Berlin only warranted a short visit since it’s so close to London (and so supremely accessible). Sure, it took me 30 years to visit in the first place but we figured we could return at any time. Three word assessment? Cool and laid-back. (Is that two words or three?) Nobody blinked at my walking boots or make-up-less face, even in the super hip districts of Neukolln and Kreuzberg. Take that Hackney, you and your judgey judgementalness.
How to spend limited time in a nearby city? Abandon what everyone thinks you should visit and spend your precious moments at places which give off an irresistible pull, however unexpected. So, we did away with Brandenburg Tor, museums and palaces, and instead spent an afternoon at the Jewish Museum.
My father is (technically) Jewish. He was bar mitzvah’d, and he’s a chartered accountant, but then he also told me the wrong word for a kippah, and was unceremoniously chucked out of his Jewish boy scouts troop for taking pork sausages to a picnic. So it goes without saying that my siblings and I were not steeped in religious dogma whilst growing up, and as such I know little of my Hebrew heritage.

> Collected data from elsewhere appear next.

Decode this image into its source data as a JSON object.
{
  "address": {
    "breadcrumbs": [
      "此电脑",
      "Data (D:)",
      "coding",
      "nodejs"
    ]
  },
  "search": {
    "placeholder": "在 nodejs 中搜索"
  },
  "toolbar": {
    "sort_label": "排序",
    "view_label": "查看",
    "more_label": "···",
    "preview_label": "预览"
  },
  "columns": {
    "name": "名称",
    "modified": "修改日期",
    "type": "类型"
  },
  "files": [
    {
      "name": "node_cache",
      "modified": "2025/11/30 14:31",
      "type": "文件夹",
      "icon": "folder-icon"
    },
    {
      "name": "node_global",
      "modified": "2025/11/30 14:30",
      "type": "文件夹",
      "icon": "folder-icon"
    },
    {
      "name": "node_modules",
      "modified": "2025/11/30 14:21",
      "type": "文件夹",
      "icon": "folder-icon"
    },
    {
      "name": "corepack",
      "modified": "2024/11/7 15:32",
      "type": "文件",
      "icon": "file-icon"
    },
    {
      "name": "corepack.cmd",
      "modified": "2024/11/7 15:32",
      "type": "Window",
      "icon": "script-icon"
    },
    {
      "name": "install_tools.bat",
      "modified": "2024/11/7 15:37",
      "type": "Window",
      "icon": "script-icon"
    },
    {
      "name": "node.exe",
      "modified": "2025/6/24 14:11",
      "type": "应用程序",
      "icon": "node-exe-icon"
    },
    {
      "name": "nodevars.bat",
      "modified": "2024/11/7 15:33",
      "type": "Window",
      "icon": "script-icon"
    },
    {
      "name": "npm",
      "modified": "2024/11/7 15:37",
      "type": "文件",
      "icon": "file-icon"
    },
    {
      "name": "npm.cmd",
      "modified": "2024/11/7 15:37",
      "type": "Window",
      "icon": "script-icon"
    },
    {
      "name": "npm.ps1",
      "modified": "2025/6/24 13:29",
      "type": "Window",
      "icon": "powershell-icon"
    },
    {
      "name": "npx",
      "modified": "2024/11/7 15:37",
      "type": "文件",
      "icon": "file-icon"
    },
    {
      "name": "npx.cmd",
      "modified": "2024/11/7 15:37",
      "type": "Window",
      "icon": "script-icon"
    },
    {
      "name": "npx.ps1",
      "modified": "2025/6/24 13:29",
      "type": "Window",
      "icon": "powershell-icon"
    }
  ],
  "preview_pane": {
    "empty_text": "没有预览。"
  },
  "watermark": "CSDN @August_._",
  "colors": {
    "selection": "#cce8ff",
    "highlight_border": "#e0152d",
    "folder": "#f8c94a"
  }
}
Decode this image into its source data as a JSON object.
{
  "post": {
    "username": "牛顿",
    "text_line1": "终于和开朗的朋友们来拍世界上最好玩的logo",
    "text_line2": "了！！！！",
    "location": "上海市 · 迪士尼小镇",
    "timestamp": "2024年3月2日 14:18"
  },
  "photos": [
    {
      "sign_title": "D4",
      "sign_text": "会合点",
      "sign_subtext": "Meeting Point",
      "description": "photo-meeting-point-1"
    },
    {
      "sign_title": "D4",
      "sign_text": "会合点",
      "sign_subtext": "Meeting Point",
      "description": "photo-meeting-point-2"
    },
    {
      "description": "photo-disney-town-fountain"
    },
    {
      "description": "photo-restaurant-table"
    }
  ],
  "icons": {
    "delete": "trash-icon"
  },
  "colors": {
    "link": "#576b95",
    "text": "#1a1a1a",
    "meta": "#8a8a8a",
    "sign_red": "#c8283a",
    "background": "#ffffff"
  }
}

“We shall be travelling overland as far as we possibly can” we announced smugly when plans were made and friends and families informed. “Arrival in Moscow in a week or so, via various European capitals”.
We plotted our itinerary and people nodded, with awe, we assumed. Two days before departure my friend Abi asked “But why don’t you just fly to Berlin?”
A pregnant pause. A cough. A throat cleared.
“Because – we don’t – because – THAT’S NOT WHAT WE’RE DOING ABI, STOP ASKING QUESTIONS”.